Table 1: Some of the Periodicals in Which D. Scott Rogo Published Articles 
Anabiosis; European Journal of Parapsychology; Fate; Human Behavior; The Humanist; International Journal of Parapsychology; International UFO Reporter; Journal of Parapsychology; Journal of Religion and Psychical Research; Journal of the American Society for Psychical Research; Journal of the Society for Psychical Research; Lucidity Letter; New Realities; Omni; Parapsychology Review; Probe the Unknown; Psychic; Psychoenergetic Systems; Research in Parapsychology; Research Letter (of the Parapsychology Laboratory of the University of Utrecht); Spiritual Frontiers; Theta; Two Worlds; Zetetic Scholar

Scott  Rogo’s Unique Position in Parapsychology 
      Scott held a unique position in parapsychology and as such, he faced pressures often unappreciated by others who have not been in similar situations. First, Scott was an independent investigator and not employed in an academic or research institution. A second factor was that in order to support his work, he became a writer of books and articles for the general public.
      Scott’s status as an independent scholar had both advantages and drawbacks. Those outside academic institutions are not constrained by the paradigms and categories that dictate “acceptable” topics for study, and thus outsiders can investigate novel areas that are overlooked by others. On the other hand, the outsiders receive little peer commentary, and thus the scientific quality of their work can be uneven.
      Trade-offs are inevitable when one is both a scholar and popular writer. Scott once told me that when he was writing, he would produce 20 pages a day. This rapid production was necessary in order to support himself; he didn’t enjoy the luxury of spending years on one book. His prolific output understandably did sometimes lead to errors, resulting in antagonisms with other researchers. I and others had sharp exchanges with him in the pages of the professional journals, yet Scott and I remained on friendly terms.
      The fact that parapsychology is not well accepted also created pressures unknown to those in more orthodox disciplines.5 The publication outlets available for nonstandard topics often discourage documentation and encourage sensationalistic treatment, yet these may be the only viable outlets for chronicling events deemed “inappropriate” by orthodoxy. In trying to advance the quality of his books, I am sure that Scott must have had battles with publishing house editors because they are often unsympathetic to the inclusion of references and documentation. Yet his popular books typically contain far more references than most other similar works. He frequently referred to scholarly journals and gave full citations. That paid off. Although Scott’s books were primarily aimed at popular audiences, a number were adopted as texts in university courses.

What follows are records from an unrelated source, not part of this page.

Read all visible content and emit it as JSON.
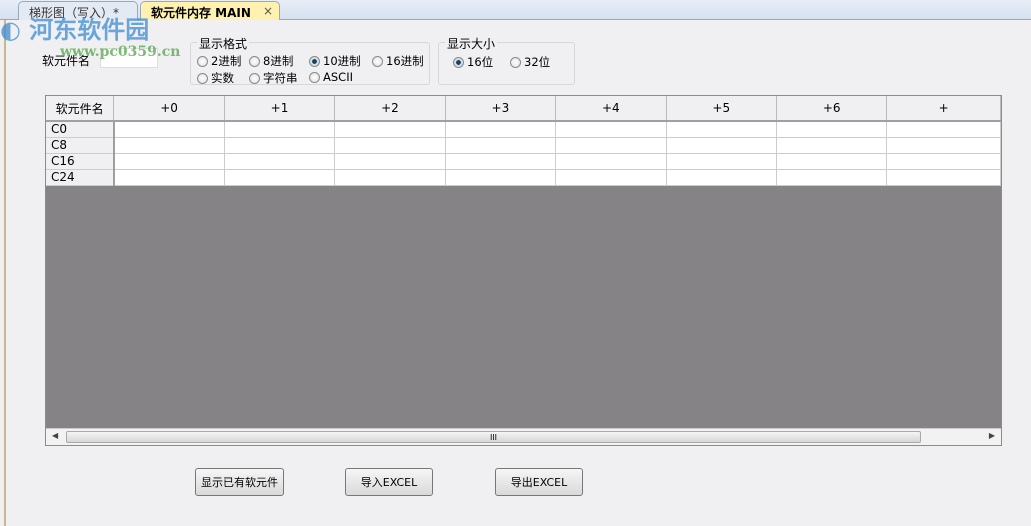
{
  "tabs": [
    {
      "label": "梯形图（写入）*"
    },
    {
      "label": "软元件内存 MAIN",
      "close": "×"
    }
  ],
  "device_name_label": "软元件名",
  "device_name_value": "",
  "format_group": {
    "title": "显示格式",
    "options": [
      "2进制",
      "8进制",
      "10进制",
      "16进制",
      "实数",
      "字符串",
      "ASCII"
    ],
    "selected": "10进制"
  },
  "size_group": {
    "title": "显示大小",
    "options": [
      "16位",
      "32位"
    ],
    "selected": "16位"
  },
  "table": {
    "header": [
      "软元件名",
      "+0",
      "+1",
      "+2",
      "+3",
      "+4",
      "+5",
      "+6",
      "+"
    ],
    "rows": [
      "C0",
      "C8",
      "C16",
      "C24"
    ]
  },
  "buttons": {
    "show": "显示已有软元件",
    "import": "导入EXCEL",
    "export": "导出EXCEL"
  },
  "watermark": {
    "name": "河东软件园",
    "url": "www.pc0359.cn"
  }
}
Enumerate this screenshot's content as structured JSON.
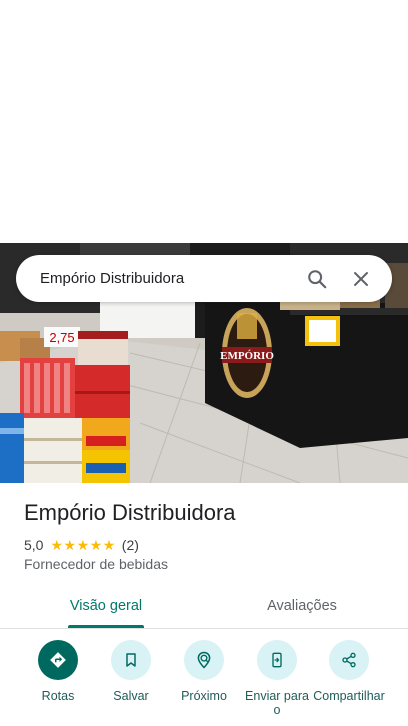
{
  "search": {
    "query": "Empório Distribuidora"
  },
  "place": {
    "name": "Empório Distribuidora",
    "rating": "5,0",
    "stars": 5,
    "review_count": "(2)",
    "category": "Fornecedor de bebidas"
  },
  "photo": {
    "price_sign": "2,75",
    "store_logo": "EMPÓRIO"
  },
  "tabs": [
    {
      "label": "Visão geral",
      "active": true
    },
    {
      "label": "Avaliações",
      "active": false
    }
  ],
  "actions": [
    {
      "label": "Rotas",
      "icon": "directions-icon"
    },
    {
      "label": "Salvar",
      "icon": "bookmark-icon"
    },
    {
      "label": "Próximo",
      "icon": "nearby-icon"
    },
    {
      "label": "Enviar para o",
      "icon": "send-to-phone-icon"
    },
    {
      "label": "Compartilhar",
      "icon": "share-icon"
    }
  ],
  "colors": {
    "accent": "#00796b",
    "star": "#fbbc04",
    "action_bg": "#d9f2f5",
    "primary_action": "#00695f"
  }
}
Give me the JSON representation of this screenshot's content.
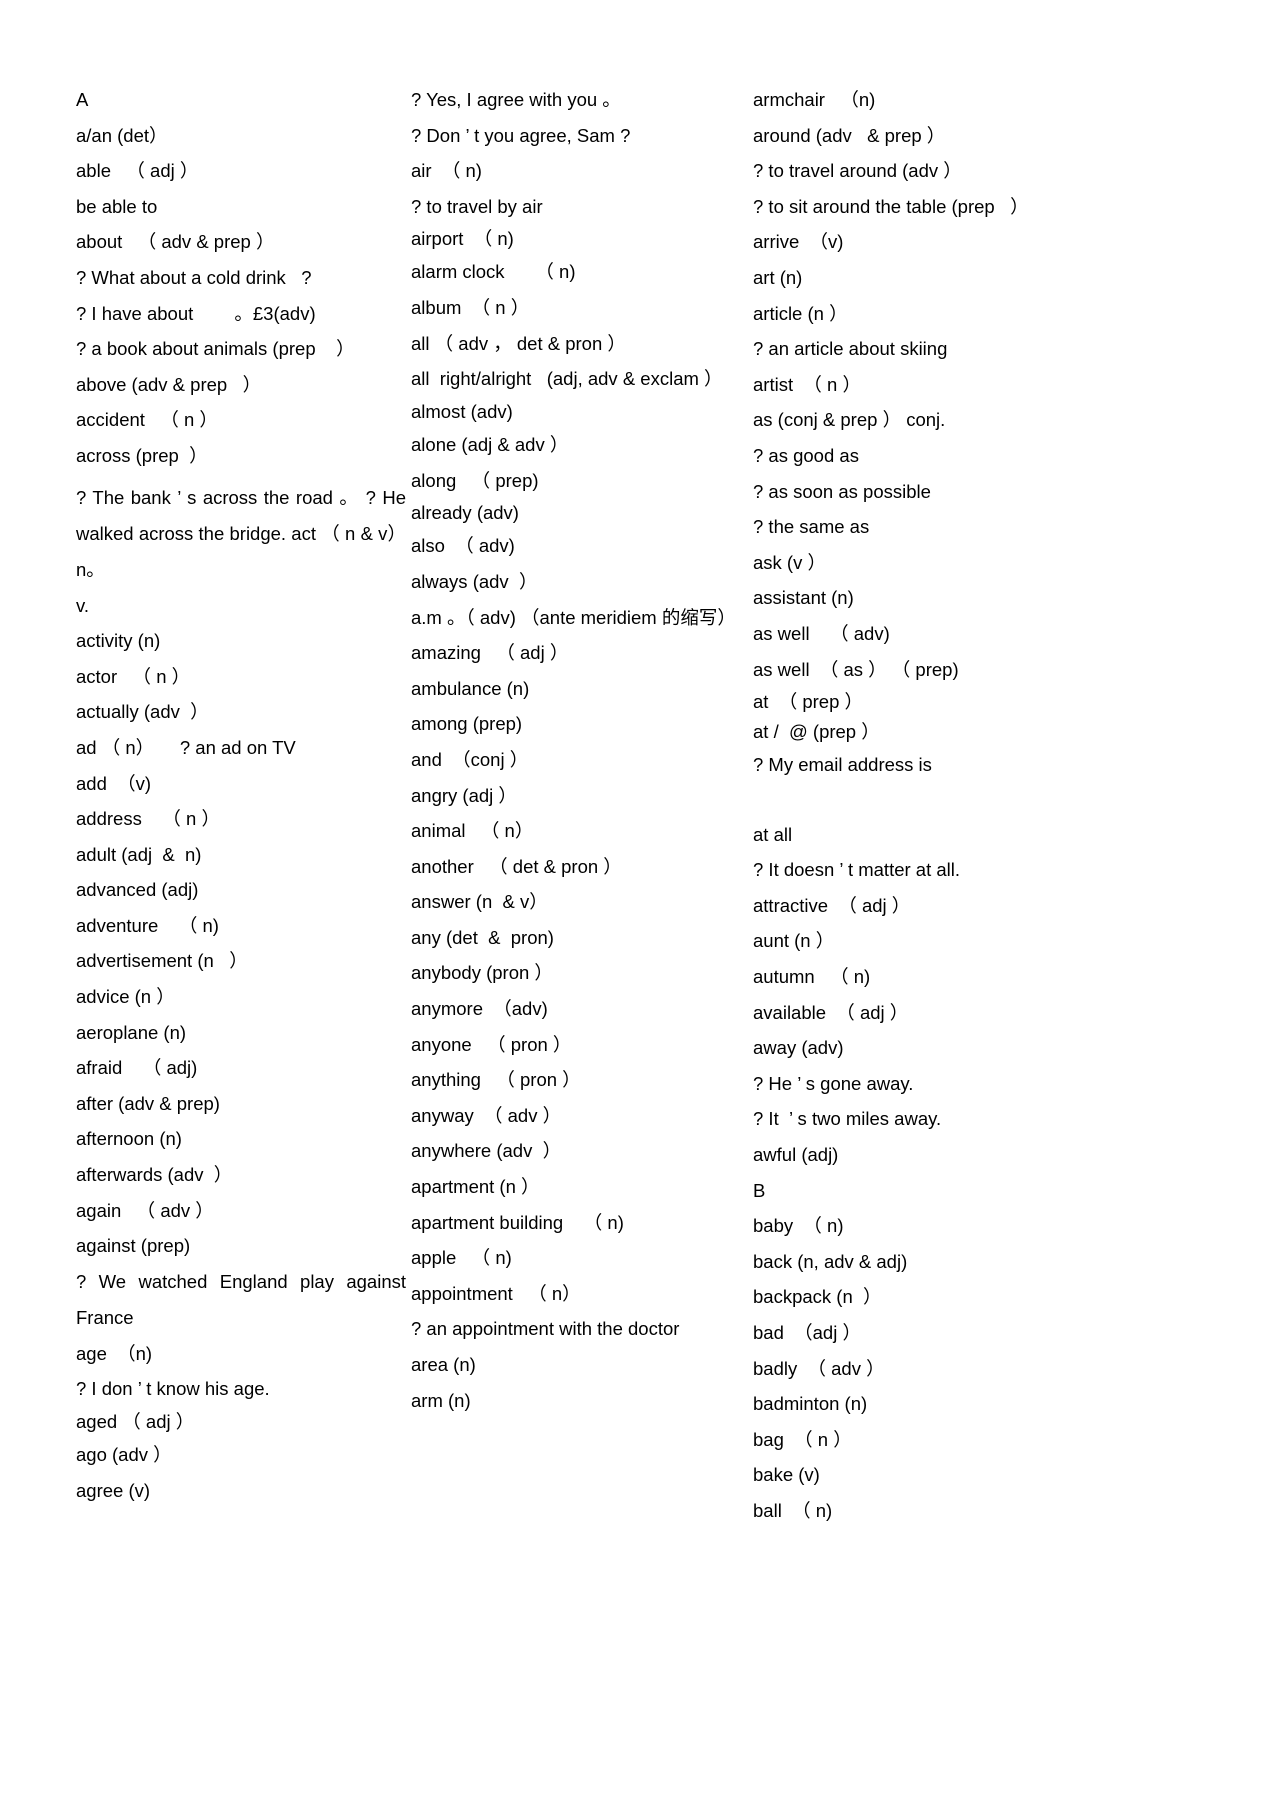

Scott Rogo’s Efforts to Broaden the Range of Paranormal Research
    If one looks at the books Scott wrote (see Table 2), one is struck by the range of subjects. Some might consider several of his topics too “fringe” and unsuited for serious scientific consideration, but I believe that such an attitude is mistaken. Even for those few scientists who investigate paranormal phenomena, there are still some claims that most consider “subversive”; they threaten the accepted concepts and categories. For instance, demonic experiences, bigfoot sightings, poltergeist action, and phenomena suggesting survival of bodily death have all been reported in conjunction with UFOs. Strange animal mutilations have been reported in poltergeist cases as well as with ufo sightings. Striking ESP experiences (even cross-correspondences) have been reported by ufo contactees. Some of the contactees claim bedroom visitations by angels, extra-terrestrial aliens, and mythical creatures. Similar experiences have been reported for thousands of years. These are unsettling claims not only because of their innate strangeness, but also because they fall between the discrete categories most people assume to be valid, and thus most researchers (even those in parapsychology) prefer to ignore them.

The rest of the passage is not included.